Ti abbiamo visto infatti da poco (il 1° giugno) protagonista di un concerto presso l’Arci di Paola. Cosa ti è rimasto di quella serata?
«Ho un profondo legame con i ragazzi dell’Arci e i giovani di Paola, e vedere che a pochi giorni dall’uscita del disco cantavano a memoria le mie canzoni mi ha reso veramente contento. Ogni volta che mi esibisco lì mi sento a casa ma è sempre una sorpresa nuova.»
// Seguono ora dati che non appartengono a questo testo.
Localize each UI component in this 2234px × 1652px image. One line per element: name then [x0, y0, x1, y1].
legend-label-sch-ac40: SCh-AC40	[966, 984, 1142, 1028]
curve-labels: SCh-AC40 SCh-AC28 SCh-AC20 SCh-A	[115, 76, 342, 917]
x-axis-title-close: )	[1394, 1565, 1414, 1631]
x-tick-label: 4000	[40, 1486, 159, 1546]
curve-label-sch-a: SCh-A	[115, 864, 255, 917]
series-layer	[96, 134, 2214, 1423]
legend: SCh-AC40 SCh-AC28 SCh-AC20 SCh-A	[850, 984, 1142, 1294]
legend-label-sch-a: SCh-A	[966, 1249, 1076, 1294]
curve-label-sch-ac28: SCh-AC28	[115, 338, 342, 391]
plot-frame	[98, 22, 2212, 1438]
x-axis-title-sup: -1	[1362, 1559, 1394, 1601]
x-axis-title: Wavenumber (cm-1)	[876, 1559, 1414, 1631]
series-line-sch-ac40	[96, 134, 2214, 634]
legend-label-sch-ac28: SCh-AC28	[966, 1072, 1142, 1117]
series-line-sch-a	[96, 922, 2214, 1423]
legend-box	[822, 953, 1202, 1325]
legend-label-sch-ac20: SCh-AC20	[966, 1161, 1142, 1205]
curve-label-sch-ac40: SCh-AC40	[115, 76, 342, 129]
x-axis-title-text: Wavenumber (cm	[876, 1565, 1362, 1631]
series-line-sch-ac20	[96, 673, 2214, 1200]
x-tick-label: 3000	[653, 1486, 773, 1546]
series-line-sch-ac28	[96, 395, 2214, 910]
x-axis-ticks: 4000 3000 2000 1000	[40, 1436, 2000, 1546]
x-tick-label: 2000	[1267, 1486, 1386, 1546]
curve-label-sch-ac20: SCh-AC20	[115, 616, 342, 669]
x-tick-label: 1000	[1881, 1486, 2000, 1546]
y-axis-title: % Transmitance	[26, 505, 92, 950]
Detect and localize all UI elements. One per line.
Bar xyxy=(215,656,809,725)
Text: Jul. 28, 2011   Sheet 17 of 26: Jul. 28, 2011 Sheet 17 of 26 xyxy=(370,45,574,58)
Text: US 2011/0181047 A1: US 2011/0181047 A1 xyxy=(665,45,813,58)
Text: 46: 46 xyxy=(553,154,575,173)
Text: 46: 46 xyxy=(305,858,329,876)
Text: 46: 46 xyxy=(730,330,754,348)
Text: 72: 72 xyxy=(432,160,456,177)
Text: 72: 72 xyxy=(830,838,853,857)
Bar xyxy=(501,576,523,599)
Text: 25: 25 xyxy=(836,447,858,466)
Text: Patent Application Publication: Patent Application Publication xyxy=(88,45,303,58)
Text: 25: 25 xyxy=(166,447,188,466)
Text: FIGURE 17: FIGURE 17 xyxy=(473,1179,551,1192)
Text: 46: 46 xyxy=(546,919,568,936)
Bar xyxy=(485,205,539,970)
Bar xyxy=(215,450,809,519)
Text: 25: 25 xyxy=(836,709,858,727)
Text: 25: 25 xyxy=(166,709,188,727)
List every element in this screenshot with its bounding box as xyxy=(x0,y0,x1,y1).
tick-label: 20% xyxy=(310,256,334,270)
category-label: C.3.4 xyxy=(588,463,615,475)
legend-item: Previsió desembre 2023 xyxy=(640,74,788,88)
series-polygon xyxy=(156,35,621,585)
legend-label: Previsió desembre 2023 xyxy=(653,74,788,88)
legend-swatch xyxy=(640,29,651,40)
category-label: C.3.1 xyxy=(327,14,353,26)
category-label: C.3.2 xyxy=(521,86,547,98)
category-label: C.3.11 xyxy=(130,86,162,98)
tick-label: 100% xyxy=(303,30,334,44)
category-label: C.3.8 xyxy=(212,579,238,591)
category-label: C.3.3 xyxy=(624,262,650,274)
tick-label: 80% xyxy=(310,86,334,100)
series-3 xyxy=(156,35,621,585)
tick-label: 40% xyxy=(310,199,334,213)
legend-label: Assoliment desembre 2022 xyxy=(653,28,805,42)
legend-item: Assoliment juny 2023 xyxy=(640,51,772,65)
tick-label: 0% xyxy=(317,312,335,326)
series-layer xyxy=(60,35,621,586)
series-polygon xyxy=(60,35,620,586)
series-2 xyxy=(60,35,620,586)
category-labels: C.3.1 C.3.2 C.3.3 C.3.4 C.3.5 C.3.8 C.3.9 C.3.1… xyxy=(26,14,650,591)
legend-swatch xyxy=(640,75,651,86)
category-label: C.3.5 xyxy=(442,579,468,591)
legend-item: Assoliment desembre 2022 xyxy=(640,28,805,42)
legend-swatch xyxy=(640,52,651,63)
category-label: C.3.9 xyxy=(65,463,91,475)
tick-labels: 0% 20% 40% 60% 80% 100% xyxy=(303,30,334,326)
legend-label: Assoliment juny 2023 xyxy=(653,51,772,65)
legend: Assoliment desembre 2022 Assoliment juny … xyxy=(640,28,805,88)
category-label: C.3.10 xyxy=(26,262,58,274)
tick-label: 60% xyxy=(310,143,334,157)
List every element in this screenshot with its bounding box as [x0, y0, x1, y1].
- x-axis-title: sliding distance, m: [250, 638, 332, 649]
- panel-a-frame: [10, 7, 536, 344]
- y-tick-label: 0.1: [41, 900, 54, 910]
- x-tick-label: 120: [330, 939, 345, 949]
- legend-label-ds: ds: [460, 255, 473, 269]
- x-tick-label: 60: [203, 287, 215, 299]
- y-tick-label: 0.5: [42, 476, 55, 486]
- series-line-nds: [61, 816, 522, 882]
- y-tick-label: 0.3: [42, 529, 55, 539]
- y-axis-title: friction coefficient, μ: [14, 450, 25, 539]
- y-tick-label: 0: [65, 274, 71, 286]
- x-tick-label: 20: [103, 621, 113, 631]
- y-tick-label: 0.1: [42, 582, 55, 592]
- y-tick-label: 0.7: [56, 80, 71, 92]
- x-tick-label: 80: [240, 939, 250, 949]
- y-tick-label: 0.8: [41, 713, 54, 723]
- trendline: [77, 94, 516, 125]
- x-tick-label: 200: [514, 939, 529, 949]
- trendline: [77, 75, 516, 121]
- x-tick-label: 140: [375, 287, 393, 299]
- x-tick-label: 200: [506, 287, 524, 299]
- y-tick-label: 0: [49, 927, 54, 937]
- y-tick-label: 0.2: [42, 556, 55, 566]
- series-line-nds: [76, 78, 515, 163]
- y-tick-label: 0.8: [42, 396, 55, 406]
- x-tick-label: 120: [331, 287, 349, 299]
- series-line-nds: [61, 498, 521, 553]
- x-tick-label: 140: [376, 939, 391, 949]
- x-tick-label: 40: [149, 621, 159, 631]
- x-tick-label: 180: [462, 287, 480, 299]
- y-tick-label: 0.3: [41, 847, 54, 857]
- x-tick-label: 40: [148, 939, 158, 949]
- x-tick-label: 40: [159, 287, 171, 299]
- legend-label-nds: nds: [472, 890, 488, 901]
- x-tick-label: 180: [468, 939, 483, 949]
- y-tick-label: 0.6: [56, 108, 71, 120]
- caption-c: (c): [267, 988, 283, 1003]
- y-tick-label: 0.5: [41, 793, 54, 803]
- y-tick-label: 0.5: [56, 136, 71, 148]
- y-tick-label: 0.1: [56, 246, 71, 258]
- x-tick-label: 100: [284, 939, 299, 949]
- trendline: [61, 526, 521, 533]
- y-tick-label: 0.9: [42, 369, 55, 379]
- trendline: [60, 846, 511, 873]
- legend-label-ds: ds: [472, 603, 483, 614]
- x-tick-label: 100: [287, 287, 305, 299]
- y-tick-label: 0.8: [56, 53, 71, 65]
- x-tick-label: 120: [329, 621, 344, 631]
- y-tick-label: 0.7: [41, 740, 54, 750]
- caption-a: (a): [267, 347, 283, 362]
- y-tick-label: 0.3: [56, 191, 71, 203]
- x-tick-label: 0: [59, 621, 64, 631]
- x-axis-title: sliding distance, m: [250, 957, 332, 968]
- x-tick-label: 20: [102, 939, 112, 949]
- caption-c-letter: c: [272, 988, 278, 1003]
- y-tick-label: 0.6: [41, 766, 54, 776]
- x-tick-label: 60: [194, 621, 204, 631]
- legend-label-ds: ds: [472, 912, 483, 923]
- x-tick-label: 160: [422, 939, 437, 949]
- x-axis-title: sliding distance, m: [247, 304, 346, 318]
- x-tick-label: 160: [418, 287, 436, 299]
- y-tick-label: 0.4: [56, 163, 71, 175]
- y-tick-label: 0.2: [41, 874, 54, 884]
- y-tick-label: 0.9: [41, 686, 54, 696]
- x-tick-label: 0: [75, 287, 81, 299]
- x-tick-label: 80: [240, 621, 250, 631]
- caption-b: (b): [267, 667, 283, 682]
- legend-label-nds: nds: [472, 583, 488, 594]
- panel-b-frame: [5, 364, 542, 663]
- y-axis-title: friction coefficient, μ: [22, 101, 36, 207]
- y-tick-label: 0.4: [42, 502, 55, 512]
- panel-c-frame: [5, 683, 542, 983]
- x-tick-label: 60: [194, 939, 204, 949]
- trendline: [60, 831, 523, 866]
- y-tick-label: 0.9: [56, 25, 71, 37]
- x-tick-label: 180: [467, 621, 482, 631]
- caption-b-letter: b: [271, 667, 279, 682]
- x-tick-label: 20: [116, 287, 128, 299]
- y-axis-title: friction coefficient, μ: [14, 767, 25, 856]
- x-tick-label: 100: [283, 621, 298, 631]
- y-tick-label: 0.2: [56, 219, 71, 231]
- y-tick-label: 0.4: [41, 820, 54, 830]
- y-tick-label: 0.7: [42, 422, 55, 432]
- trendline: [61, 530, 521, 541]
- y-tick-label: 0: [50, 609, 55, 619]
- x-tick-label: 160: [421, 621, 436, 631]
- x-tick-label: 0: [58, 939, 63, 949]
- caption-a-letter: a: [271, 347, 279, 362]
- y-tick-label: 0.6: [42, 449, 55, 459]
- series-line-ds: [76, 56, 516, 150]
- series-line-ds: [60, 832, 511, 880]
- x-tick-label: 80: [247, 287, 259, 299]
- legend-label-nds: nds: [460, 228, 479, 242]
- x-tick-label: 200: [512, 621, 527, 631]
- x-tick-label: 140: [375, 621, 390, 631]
Dopo aver portato la sua musica a Paola, a due passi da casa, Federico è partito alla volta di altre mete: da Tropea a Vibo, da Catanzaro a Cosenza, a Lamezia, fino ad arrivare a Taranto, proseguendo questa sera a Roma, e domani a Siena, andando a toccare con il suo tour ancora numerose tappe. Città in cui siamo sicuri che il nostro “sorridente rivoluzionario” sarà felice di portare quel pezzo di Calabria in grado di inventarsi e rinnovarsi.